Sunday, 17 November 2013

Bachelet leads in Chile election but will face runoff

SANTIAGO: Leftist candidate Michelle Bachelet was the clear winner in Chile's presidential election on Sunday, although she will have to wait until a second round runoff next month to seal her victory.

With nine candidates running, the vote was fractured and Bachelet, seeking her second term as president, fell short of the 50 percent she needed for an outright first-round victory.


Bachelet, who led Chile between 2006 and 2010 as its first female president, had just over 46 percent support with 83 percent of votes counted on Sunday night. Evelyn Matthei of the ruling right-wing coalition was second with around 25 percent.


The two women will go head to head in a runoff on Dec. 15. Bachelet is expected to win by a wide margin, and she is promising an ambitious program of tax and education reform to tackle inequality in the top copper exporting country.


Backers of the largely anti-establishment minor candidates likely will throw their support to Bachelet in the second round, or else abstain, so her eventual victory looks assured.


The result will be disappointing for Bachelet, who had campaigned hard to get the strong mandate that an outright win would have implied, but she put a brave face on it as she spoke to supporters at her temporary headquarters in central Santiago on Sunday night.


"The country has mostly voted for the proposal that we have made for Chile, so that Chile will be once and for all the modern and fair country that we want," she said to cheers.


"We won tonight and we will work to win by an ample margin in December."


A physician by training and moderate socialist by conviction, Bachelet has promised 50 reforms in her first 100 days if she returns to power.


Her flagship policy is an increase in corporate taxes to 25 percent from 20 percent to pay for education reforms that include a gradual move to free higher education.


"I voted for Bachelet," said pensioner Fernando Forttes as he left the polling station on Sunday. "I hope the model will change ... with more social justice and through that more opportunities. Her program is a European social democrat program. It's nothing from another world. Here there will be no revolution."


Bachelet also needs control of Congress to push through the changes she wants.


Final results from congressional elections were expected later on Sunday, although early indications were that Bachelet's bloc would have at least the simple majority it needs to carry out tax reform.


However, under the Chilean system, the governing coalition needs more than a simple majority to pass some kinds of legislation, making it easier for the opposition to block key reforms - a Pinochet-era legacy that Bachelet wants to change.

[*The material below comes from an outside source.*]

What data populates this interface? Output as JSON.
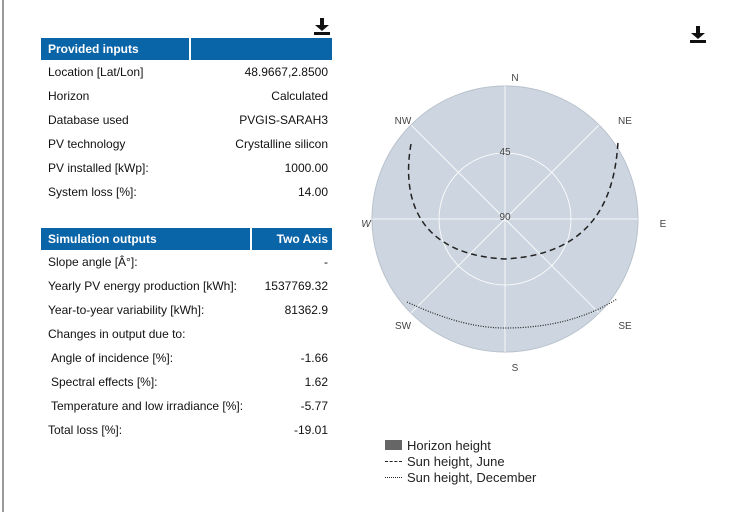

For instance, she will need four-sevenths of parliament to pass education reform - which is possible - and three-fifths for electoral reform, which will be tougher.


Political stalemate - combined with her own inexperience - stymied her ability to push through the reforms she wanted in her first administration. Those in her circle, however, think there is more room to maneuver this time.


Echoes of past


Chile is an economic success story in Latin America but the showdown between Bachelet and Matthei has revived memories of darker days when socialist president Salvador Allende was overthrown by General Augusto Pinochet in a 1973 coup that ushered in 17 years of dictatorship.


Bachelet and her father were victims of torture during the Pinochet years, while Matthei's father was a general in the dictator's junta.


Matthei supported Pinochet in the 1998 plebiscite on his rule, and the 40th anniversary of the coup in September left her facing awkward questions just as the presidential campaign was getting going.


The brusque former labor minister, who was a last minute choice for the ruling Alianza coalition in July, has pledged to largely continue the business-friendly policies of the current Sebastian Pinera administration if she is elected.


But dissatisfaction with Pinera's rule is high. Despite healthy economic growth and plaudits for its fiscal responsibility, the government is seen as out of touch and slow to respond to demands for change.


The sometimes-violent student demonstrations demanding free education have not helped the government's image.


Assuming she wins in December, Bachelet will hope to have gained some breathing space by bringing the Communist Party into her Nueva Mayoria coalition. The party has strong links with the student protesters, and some former student leaders - including Camila Vallejo, the face of the movement - are also running for seats in the lower house.


But they are likely to prove prickly allies, and their support will not be unconditional if Bachelet faces a stalemate in Congress or has to water down her reforms to get them through, once she takes the reins in March 2014.